I’ve been using TrueNAS CORE on an Asrock Rack board, and once that one died, I replaced it with a Supermicro M11SDV-4CT-LN4F. The same TrueNAS Core installation booted without issues on the 1.0c BIOS. When a new BIOS was released I attempted to upgrade, but found stability issues, so I reverted back to 1.0c.
Last year I migrated to TrueNAS Scale, and successfully ran it on the 1.0c BIOS. Then I thought I might attempt the BIOS upgrade again, assuming that something about BSD might not have played nicely with the new BIOS (1.3 as of this writing). I found the same stability issues as on TrueNAS Core though. After confirming that downgrading the BIOS fixed the instabilities, I thought it might be a good idea to try to reinstall TrueNAS fresh, but on the newer 1.3 BIOS, in case the issue was somehow in the old installation… but indeed, the TrueNAS scale ISO image had stability issues during the installation process and it crashed in the while extracting at 0%.
I confirmed that Slackware boots and works perfectly on both BIOS versions, so the issue is does not occur on all Linux distros…
I am currently finished downgrading the BIOS one more time, and reinstalling the OS without instability issues.
I am wondering if the TrueNAS binaries are built with some options that cause instability on the newer 1.3 BIOS? I wouldn’t have guessed such a thing is possible, but that seems to be the case from all my testing. I’d be infinitely grateful to get some insight into this issue and possibly a fix to run TrueNAS on the latest BIOS. Thanks!

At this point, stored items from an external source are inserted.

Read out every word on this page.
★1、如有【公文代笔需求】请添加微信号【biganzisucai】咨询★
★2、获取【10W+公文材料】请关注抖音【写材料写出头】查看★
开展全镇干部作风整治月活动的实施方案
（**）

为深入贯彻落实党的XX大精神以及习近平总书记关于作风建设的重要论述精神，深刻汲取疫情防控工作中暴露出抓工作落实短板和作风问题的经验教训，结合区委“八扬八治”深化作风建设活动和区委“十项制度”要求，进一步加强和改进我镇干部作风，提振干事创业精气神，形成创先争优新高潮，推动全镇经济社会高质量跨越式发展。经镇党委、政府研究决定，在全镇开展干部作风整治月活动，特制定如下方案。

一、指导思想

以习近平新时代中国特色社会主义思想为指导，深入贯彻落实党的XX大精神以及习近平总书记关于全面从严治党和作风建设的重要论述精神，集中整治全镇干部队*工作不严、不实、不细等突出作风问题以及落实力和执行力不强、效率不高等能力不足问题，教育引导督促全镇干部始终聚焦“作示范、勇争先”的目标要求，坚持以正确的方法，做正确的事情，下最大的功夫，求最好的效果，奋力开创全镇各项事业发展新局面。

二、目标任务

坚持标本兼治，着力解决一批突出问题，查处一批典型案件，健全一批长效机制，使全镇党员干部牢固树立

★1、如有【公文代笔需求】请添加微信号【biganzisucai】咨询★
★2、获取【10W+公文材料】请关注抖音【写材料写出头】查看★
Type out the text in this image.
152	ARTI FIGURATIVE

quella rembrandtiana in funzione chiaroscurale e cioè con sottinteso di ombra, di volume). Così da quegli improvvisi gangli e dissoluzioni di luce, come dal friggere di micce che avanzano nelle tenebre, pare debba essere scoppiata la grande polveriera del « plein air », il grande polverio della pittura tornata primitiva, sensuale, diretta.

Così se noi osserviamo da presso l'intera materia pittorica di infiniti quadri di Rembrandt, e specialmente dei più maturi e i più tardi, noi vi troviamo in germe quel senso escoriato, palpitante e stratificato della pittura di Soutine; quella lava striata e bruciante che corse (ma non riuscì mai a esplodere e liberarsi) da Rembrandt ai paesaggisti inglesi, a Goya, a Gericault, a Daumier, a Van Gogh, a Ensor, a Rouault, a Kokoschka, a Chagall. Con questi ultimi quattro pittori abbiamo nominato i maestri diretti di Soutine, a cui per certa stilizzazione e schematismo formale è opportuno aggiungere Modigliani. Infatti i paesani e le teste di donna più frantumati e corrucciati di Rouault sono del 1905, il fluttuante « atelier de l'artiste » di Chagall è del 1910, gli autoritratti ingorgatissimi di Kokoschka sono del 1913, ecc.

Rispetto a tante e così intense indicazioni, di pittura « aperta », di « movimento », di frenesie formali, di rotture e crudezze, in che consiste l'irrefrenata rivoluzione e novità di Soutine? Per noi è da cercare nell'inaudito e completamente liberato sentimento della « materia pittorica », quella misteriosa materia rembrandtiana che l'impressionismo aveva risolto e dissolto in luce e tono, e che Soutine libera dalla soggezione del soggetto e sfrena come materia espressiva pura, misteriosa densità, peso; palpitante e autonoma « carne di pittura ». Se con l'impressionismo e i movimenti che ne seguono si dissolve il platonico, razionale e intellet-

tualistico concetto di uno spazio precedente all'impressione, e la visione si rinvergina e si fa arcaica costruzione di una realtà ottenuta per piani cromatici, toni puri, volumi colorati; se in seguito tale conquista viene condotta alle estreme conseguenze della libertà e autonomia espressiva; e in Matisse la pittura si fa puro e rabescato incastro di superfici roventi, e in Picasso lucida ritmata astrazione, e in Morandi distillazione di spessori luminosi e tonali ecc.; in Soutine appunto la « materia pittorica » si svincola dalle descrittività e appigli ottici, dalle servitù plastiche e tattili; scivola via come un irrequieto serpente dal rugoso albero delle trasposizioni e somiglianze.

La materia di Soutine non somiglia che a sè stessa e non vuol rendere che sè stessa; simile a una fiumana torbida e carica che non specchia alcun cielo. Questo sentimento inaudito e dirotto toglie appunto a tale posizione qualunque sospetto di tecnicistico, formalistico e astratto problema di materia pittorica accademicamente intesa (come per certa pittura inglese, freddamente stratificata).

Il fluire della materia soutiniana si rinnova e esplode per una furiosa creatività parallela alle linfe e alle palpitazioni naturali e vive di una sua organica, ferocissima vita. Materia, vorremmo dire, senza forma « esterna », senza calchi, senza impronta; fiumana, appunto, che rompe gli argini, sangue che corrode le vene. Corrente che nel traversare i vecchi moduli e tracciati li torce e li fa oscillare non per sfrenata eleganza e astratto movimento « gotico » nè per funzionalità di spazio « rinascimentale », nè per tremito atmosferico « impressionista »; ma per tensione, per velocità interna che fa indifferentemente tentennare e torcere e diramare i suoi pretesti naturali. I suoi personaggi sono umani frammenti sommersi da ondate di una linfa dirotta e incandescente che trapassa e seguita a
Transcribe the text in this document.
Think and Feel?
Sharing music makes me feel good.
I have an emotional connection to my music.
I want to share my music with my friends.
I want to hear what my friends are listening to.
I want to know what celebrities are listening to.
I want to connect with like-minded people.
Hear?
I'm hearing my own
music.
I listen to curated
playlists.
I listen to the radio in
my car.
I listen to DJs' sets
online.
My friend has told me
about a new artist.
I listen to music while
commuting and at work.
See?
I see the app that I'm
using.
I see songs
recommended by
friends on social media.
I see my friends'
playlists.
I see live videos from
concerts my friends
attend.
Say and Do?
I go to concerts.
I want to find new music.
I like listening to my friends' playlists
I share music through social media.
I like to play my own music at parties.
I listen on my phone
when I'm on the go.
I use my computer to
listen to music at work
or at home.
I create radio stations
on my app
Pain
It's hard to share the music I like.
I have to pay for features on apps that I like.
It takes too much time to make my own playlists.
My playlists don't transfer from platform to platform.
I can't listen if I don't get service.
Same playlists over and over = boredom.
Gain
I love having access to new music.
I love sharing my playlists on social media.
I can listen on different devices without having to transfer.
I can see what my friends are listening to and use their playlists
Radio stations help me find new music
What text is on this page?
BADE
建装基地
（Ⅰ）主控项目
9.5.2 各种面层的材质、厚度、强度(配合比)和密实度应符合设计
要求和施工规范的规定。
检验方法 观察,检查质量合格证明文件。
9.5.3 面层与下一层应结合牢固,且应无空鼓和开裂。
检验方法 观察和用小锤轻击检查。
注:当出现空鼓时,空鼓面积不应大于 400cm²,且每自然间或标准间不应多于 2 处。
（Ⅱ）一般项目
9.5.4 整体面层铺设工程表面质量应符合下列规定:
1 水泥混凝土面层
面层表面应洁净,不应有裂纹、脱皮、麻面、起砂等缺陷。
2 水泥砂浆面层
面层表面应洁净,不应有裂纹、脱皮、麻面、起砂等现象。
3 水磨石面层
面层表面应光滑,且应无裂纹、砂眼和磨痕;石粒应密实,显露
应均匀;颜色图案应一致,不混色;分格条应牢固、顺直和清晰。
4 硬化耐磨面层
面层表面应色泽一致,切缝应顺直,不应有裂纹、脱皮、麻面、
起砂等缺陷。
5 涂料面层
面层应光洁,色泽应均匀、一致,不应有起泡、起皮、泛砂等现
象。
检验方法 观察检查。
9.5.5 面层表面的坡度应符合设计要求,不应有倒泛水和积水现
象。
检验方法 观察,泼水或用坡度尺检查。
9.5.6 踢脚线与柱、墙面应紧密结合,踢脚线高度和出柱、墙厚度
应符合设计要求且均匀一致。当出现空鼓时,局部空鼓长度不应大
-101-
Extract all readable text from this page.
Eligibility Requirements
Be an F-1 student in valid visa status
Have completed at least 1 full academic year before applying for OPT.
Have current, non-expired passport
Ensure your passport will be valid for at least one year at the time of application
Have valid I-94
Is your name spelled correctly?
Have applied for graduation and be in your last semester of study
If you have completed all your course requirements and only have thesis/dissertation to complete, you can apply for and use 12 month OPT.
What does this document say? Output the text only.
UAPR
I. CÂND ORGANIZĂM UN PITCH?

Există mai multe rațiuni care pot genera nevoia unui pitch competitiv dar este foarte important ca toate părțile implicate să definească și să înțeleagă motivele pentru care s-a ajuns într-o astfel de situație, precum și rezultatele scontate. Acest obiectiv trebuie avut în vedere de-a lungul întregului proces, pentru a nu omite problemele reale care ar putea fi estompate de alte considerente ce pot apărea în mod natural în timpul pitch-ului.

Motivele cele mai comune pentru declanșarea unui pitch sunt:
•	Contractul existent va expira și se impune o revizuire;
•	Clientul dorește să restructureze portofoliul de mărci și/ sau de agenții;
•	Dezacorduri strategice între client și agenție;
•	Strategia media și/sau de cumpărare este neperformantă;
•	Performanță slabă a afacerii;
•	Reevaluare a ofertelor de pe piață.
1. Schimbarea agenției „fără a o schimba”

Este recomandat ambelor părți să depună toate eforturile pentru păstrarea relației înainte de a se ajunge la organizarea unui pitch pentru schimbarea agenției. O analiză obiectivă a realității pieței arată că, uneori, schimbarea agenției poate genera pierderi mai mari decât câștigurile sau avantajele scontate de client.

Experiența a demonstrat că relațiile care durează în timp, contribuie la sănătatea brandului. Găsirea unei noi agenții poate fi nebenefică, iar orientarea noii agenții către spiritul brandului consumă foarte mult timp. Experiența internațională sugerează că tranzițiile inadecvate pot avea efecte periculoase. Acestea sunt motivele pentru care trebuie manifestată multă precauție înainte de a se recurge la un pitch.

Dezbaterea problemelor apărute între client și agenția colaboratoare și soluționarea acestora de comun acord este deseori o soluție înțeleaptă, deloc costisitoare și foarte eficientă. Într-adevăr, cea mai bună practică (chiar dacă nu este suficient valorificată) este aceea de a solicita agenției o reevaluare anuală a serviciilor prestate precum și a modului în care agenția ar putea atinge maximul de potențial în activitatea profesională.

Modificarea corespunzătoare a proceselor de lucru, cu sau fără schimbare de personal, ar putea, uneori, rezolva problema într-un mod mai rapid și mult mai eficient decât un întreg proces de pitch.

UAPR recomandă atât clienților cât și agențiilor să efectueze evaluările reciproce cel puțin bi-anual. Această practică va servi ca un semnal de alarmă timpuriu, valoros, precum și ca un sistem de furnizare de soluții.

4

Have you reported the issues to Supermicro?
I have, in fact they suggested reinstalling the OS, and tweaking some BIOS settings. It seems their first instinct was that maybe it is an issue with UEFI or Legacy BIOS booting. One of the things they mentioned is that there were microcode changes after BIOS version 1.0c. But I have been slow running the tests, my issue was closed, and they haven’t gotten back to my email, probably due to the holidays.
I will probably open a new issue with them next week, but I thought I’d first ask here since it appears to be an issue related to how TrueNAS is being built? But I also realize probably people here don’t have access to that specific hardware
If it runs fine on the 1.0c BIOS then why try and change that? If it aint broke don’t fix it especially when it comes to BIOS updates.
Indeed, I can’t gleam any specific reason from your initial post that would merit a BIOS update.
I wonder if the new BIOS changes RAM compatibility in such a way that whatever sticks you’re using aren’t a good match anymore? For kicks you could try running memtest on it, if you still have the newer BIOS installed.
Right, I didn’t write a reason to upgrade because there isn’t a real practical reason, it’s just something that has been in the back of my mind for about 2 years.
Running a memtest is a good idea indeed, I’m used to switching back and forth between the BIOS versions by now, I could give it a try… but again, I didn’t experience weird dmesg errors when running other Linux distros…
Admittedly, it’s a long shot. Your board has pretty good ECC support and one would expect it to caught errors.
Still, if nothing else, it gives you another Linux-based OS to test your HW on.